Although, students acquired higher grade on average in Applied Calculus
than Calculus-I course (2.63 vs. 2.46). We observe that there is a
difference in average grade points in Statistics course between students
with Applied Calculus and those with Calculus-I prerequisite.
Specifically, in general students perform better in Statistics course
with Calculus-I background than Applied Calculus. For example, those who
took Calculus-I as a prerequisite received an average grade of 3.0 in
Statistics course compared to 2.8 for those who had Applied Calculus.

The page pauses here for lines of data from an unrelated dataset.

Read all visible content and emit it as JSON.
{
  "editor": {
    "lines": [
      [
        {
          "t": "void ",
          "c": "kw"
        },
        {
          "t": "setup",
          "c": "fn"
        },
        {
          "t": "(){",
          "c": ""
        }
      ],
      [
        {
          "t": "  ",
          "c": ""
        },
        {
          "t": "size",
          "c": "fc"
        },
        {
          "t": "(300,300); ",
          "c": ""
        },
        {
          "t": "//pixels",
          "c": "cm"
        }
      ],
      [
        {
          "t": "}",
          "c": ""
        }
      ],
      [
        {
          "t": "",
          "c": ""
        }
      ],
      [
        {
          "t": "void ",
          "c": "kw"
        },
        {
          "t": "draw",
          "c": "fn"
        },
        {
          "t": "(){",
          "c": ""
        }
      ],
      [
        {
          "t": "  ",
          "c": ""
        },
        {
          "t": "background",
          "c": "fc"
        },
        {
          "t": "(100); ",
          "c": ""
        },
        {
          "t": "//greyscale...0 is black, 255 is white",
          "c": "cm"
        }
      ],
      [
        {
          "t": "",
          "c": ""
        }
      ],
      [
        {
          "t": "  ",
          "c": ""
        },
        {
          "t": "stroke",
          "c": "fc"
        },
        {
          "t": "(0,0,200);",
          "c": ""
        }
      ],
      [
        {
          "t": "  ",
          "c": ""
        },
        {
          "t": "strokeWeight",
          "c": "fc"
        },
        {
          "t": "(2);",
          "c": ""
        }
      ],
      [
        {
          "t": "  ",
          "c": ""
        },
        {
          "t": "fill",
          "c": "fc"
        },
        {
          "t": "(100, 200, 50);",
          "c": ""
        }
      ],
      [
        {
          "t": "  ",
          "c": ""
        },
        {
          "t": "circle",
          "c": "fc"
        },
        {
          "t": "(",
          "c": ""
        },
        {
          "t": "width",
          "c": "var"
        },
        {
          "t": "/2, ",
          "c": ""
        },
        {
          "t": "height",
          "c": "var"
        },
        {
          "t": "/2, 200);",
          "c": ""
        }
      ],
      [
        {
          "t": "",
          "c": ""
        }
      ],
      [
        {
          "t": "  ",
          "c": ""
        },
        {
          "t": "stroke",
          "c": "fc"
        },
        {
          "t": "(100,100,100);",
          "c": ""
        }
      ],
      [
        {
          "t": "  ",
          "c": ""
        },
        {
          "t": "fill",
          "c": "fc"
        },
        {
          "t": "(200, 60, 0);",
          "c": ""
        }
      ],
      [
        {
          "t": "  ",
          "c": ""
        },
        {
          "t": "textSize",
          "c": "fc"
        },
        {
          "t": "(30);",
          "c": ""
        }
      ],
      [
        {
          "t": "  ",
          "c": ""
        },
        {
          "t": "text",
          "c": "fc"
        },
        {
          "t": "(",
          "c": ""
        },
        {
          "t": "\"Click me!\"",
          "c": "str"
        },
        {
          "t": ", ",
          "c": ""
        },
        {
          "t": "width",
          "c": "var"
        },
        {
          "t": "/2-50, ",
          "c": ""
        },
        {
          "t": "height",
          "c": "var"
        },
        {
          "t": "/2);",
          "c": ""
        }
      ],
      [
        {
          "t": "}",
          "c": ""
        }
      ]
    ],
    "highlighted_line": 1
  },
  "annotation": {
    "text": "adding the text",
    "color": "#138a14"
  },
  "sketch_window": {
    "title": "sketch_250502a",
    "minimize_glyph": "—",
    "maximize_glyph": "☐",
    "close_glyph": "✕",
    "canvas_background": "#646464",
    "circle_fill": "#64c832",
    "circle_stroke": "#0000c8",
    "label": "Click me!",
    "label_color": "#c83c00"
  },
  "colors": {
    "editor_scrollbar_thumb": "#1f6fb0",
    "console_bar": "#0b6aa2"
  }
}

These results suggest that Calculus-I leads to accumulate quality human
capital in terms preparedness for Statistics course and results in
substantially better performance. This provided the basis to perform
hypothesis test on the differential effect on Statistics course
performance as a result of different calculus background. Since, the
outcome of prerequisite selection has a substantial payoff, it is
important for us to test the hypothesis and identify the prerequisite
that has higher incremental impact on Statistics course performance.
To test the differential effect (if any) due to two different
calculus backgrounds we perform the Chow-test as below. First, we run a
regression for the combined (both Calculus-I and Applied Calculus)
calculus background and the estimated model is:
Regression model (with both Calculus):
[STG.sub.i] = 1.93421 * + 0.35832 * [MATG.sub.i] (4)
* Statistically significant at better than 1% level (see Table-2A)
where, [S.sub.MAT] = sum of squared residuals (combined) = 731.315.
Combined estimated regression model above is highly statistically
significant with a positive intercept and slope. This implies if their
performance is better in Calculus then the performance in Statistics
course will also be superior and the rate of increase is about 1/3 of a
grade point (i.e., 0.35832).
Consequently, we run both regression models separately to observe
the difference in the intercept and slope due to different courses as
background knowledge. If no difference exists, then we can postulate that there is no differential effect due to different calculus courses
on the Statistics course performance. Estimated models are provided
below:
Regression model (with Applied Calculus):
[STG.sub.AC,i] = 1.74244 * + 0.40781 * [ACG.sub.AC,i] (5)
* Statistically significant at better than 1% level (see Table-2B)
Where, [S.sub.AC] = sum of squared residuals (applied calculus) =
549.376.
Regression model (with Calculus-I):
[STG.sub.CL,i] = 2.37216 * + 0.25506 * [CLG.sub.CL,i] (6)
* Statistically significant at better than 1% level (see Table-2C)
Where, [S.sub.CL] = sum of squared residuals (Calculus-I) = 167.676.
Results of these regression models have been reported in Table-2B
and Table-2C. Although, both models are highly statistically significant
with positive intercepts and slopes. As expected, intercept is higher
with Calculus-I compared to Applied Calculus (2.37 vs. 1.74). This
result is consistent with the summary statistics reported in Table 1.
This implies that students with Calculus-I background starts at an
advantageous position which is more than half a point (.63) higher as
oppose to students with Applied Calculus background. To establish this
differential effect statistically, we calculate the following test
statistic to perform the Chow-test.
F = [{[S.sub.MAT] - ([S.sub.AC] + [S.sub.CL])} / k / [([S.sub.AC] +
[S.sub.CL]) / ([N.sub.AC] + [N.sub.CL] - 2k)] = [{731.315 - (549.376 +
167.676)} / 2] / [(549.376 + 167.676) / (659 + 221 - 4)] = 8.712
Thus, the observed test statistic F=8.712 exceeds the critical test
statistic F=4.61at 1% significance level with 2 and 876 degrees of
freedom. Therefore, the null hypothesis of equality of intercepts and
slopes is rejected. This implies that the two regression models are
different, suggesting that there is a differential effect attributable
to different calculus backgrounds. These tests results lead us to
conclude that students with added traditional calculus orientation do
possess greater statistical proficiency. Perhaps, it is that enhanced
mathematical maturity developed from the traditional calculus leading to
a better understanding of statistical reasoning that resulted in
elevated advantageous position for these students.
CONCLUSION
Findings of this study suggest that prerequisite is an important
component in predicting academic performance in Statistics course.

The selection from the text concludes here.